Vor 100 Jahren gab es den «Heu-gümper» fast nur im Aaretal (zwischen dem Seeland und dem Wasserschloss) sowie im Aargauer Freiamt. Natürlich nur sprachlich gesehen. Das Insekt selbst hüpft seit Urzeiten in der ganzen Schweiz herum.
Interessant ist, dass man im Zürcher Oberland vom «Heugüpfer» sprach. Und im Thurgau vom «Mattegumper» – ausser im Oberthurgau und im Fürstenland SG, wo er «Heujucker» hiess. Die ganze übrige Deutschschweiz nannte das Insekt aber:
- «Heustoffel» (-stäffel, -stöffel, -stuffel, -stüffel)
- «Heustraffel» (-sträffel, -stroffel, -ströffel, -strüffel)
- «Heustäfze» (-stäfzg, -stäfzge)
Den «Heustoffel» beschrieb schon um das Jahr 1000 herum Benediktinermönch Notker Teutonicus (der Deutsche) im Kloster St.

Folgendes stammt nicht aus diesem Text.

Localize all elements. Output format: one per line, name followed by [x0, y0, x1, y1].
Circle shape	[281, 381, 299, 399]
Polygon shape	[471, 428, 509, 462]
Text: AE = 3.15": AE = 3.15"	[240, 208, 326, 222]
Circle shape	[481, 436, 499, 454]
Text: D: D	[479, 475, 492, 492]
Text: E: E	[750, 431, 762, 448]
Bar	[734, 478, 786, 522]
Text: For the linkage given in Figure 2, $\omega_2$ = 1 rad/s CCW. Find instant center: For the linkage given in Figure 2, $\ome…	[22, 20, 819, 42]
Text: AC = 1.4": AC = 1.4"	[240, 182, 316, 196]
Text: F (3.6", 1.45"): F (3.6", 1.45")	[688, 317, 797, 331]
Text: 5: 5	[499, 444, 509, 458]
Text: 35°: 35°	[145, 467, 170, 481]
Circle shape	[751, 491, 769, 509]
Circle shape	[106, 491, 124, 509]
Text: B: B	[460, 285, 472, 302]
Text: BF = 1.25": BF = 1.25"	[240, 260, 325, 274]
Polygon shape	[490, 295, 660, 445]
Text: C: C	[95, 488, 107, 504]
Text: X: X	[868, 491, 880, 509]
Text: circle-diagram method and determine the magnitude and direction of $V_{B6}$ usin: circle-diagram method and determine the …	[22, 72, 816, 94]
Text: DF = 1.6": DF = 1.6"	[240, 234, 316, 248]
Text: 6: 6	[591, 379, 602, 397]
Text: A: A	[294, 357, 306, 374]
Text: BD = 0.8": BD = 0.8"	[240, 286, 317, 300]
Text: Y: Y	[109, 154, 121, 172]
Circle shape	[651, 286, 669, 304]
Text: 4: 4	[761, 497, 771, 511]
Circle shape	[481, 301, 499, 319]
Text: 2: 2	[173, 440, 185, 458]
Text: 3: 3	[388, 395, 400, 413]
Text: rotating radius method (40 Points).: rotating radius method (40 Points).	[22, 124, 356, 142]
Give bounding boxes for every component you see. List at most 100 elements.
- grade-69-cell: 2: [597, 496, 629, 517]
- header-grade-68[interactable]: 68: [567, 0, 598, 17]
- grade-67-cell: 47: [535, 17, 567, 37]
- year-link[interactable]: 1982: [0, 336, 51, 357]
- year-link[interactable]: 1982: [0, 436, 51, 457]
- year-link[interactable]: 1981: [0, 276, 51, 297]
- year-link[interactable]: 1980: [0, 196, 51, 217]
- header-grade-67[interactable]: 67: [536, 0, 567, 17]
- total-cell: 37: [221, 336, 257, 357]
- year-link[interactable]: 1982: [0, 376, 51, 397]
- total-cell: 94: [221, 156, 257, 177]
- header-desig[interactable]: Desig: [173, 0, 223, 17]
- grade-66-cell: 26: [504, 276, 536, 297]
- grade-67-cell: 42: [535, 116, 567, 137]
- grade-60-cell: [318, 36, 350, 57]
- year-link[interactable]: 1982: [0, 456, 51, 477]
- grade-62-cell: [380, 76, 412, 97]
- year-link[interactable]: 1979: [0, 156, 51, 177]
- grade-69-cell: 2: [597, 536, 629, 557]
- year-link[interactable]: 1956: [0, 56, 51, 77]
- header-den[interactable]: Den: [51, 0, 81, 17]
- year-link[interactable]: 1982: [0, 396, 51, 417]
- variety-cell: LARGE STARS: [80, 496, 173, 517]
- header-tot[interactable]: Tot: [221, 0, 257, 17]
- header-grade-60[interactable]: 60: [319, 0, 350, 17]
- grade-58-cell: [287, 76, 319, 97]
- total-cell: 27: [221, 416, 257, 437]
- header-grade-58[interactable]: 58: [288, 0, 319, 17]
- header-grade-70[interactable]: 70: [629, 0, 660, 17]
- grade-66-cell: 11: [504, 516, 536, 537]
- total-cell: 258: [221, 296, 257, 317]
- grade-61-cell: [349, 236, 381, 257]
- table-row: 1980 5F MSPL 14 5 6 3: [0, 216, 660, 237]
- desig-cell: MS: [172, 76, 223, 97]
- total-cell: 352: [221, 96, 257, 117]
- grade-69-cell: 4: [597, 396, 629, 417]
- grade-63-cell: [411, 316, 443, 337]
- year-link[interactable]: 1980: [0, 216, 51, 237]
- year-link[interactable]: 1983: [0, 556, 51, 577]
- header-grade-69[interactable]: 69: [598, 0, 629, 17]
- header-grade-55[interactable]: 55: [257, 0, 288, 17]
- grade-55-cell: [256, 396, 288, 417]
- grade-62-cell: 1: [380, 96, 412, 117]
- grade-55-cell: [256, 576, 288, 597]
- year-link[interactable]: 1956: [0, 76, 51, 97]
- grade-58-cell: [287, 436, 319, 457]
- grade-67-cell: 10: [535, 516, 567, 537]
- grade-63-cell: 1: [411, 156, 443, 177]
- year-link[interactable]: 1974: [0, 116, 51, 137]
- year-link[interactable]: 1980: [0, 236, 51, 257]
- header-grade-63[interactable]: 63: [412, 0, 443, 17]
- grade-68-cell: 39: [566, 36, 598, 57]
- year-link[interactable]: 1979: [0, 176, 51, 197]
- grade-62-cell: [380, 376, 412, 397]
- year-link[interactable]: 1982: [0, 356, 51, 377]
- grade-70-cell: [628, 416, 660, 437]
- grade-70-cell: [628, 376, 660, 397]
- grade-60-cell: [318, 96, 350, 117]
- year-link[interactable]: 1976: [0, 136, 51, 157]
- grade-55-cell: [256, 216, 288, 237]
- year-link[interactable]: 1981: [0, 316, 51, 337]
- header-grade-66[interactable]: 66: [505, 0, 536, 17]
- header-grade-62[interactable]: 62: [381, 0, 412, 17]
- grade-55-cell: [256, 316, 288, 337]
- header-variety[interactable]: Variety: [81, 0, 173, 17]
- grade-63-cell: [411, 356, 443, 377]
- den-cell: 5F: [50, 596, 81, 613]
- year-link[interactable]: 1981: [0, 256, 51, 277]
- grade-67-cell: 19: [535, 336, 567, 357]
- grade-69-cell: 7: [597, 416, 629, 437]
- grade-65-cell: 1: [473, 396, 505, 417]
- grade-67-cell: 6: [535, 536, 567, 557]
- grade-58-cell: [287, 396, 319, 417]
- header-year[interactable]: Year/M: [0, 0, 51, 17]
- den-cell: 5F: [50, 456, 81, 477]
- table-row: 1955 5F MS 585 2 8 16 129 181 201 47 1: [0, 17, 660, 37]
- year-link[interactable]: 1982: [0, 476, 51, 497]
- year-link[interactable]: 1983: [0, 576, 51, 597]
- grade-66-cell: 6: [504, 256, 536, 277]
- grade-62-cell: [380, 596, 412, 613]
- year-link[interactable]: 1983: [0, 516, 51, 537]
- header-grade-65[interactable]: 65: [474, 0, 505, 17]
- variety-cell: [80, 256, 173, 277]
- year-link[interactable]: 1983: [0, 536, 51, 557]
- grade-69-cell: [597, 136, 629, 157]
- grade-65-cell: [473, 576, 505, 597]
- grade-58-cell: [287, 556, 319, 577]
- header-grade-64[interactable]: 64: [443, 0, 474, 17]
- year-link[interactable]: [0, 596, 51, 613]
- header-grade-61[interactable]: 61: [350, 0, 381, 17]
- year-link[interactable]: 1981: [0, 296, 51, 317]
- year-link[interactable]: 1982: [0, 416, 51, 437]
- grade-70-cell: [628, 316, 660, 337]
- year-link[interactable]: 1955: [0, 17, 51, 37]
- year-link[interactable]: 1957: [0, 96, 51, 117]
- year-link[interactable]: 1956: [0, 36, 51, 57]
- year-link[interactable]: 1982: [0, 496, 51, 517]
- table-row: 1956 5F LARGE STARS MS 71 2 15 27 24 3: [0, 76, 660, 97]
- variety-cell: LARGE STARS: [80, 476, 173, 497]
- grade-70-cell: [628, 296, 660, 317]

Gallen.
Die Herkunft des Wortteils «Heu» bringt für Bauern eine Überraschung: Er kommt nicht etwa vom getrockneten Gras, sondern vom hohen Gras, das abge-«hauen» wird.
Aber woher kommt der «Stoffel»? Die Erklärung dafür: Die althochdeutschen Begriffe «staffo» oder «stapfon» bedeuten «Schritt» oder «gehen».
Diese kleine Sprachgeschichte vom «Heustoffel» zeigt, warum sich der «Heugümper» in den letzten Jahrzehnten in der ganzen Deutschschweiz durchgesetzt hat: Er «gumpet» (springt) durch die Wiese, was jeder versteht. Aber kaum ein Deutschschweizer sagt heute noch, dass er über die Wiese stoffelt oder stapft.
Im Gegensatz dazu blieb die (schrift-)deutsche «Heuschrecke» erhalten. Obwohl kaum noch ein Deutscher weiss, dass der Wortteil «schrecken» von «(auf)springen» kommt.